Hélas! chers enfants, elles ressemblent, au contraire, trop souvent à de vaines redites! Vos dévotions du matin et du soir ne se bornent-elles pas quelquefois à de froides répétitions des mêmes mots, à des demandes languissantes, lâches, vagues, tandis que lorsque vous éprouvez un vif désir ou un pressant besoin d’obtenir quelque faveur de vos parents, vous les suppliez avec ardeur, avec persévérance, quelquefois avec larmes.

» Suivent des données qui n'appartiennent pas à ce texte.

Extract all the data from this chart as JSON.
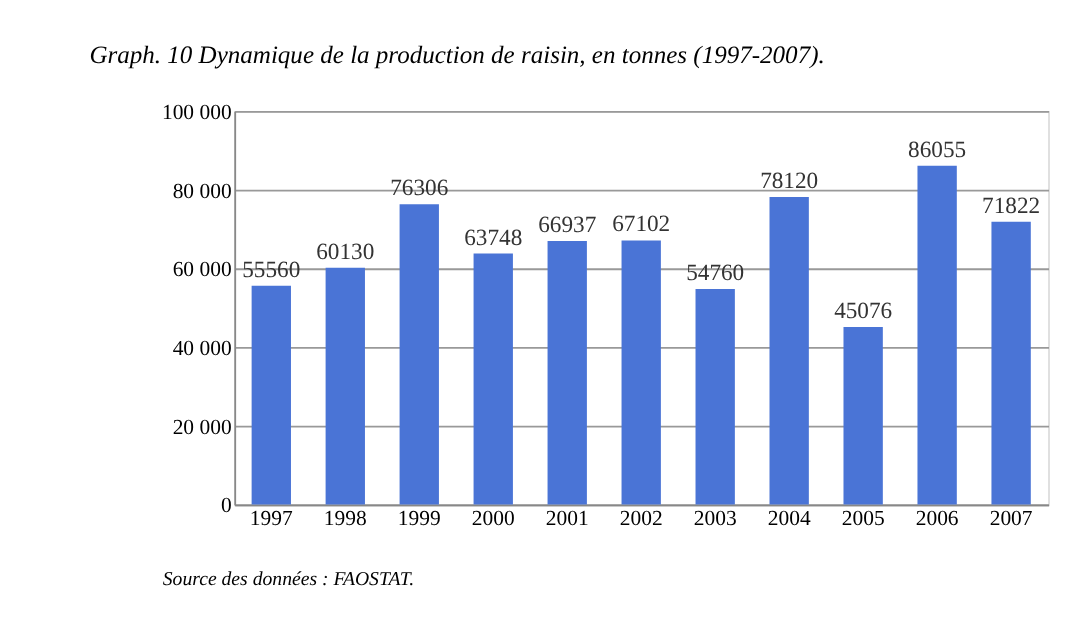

Ah! quand un enfant commencé à sentir sa misère, son péché, le besoin d’un cœur nouveau, alors sa prière à Dieu devient quelque chose de réel; alors elle commence à ressembler à celles de David, qui pouvait dire: «Ô Dieu! sois attentif à la voix de mon cri! Ô Éternel je crie à toi tout le jour (Ps., V, 3; XXVIII, 1.)

Puis, il faut nous souvenir de nos ennemis, si nous en avons; il faut prier pour les méchants, pour ceux qui nous outragent, a dit Jésus, et si personne ne nous outrage, du moins pour ceux qui ne nous aiment pas (Matth., V, 44-47.); c’est à cela que Dieu prend plaisir.

Je connais un cher pasteur du canton de Vaud, qui, dans le temps des persécutions, avait eu beaucoup à souffrir parce qu’il prêchait l’Évangile; il fut même obligé de quitter sa paroisse et d’aller s’établir dans une autre. Cela se passait en 1829.

Il n’y a pas longtemps que l’un des hommes qui avaient été des plus méchants contre lui s’est converti au Seigneur; il a aussitôt voulu aller auprès de son ancien pasteur pour lui apprendre cette bonne nouvelle. «Combien il sera surpris!» pensait-il tout en marchant. Il arrive au village, il sonne à la cure, c’est le pasteur lui-même qui ouvre la porte: «Je viens vous dire que je suis converti, moi qui vous ai fait tant de mal!Je n’en suis point étonné,» répond le pasteur; «il y a sept ans que je prie pour vous.»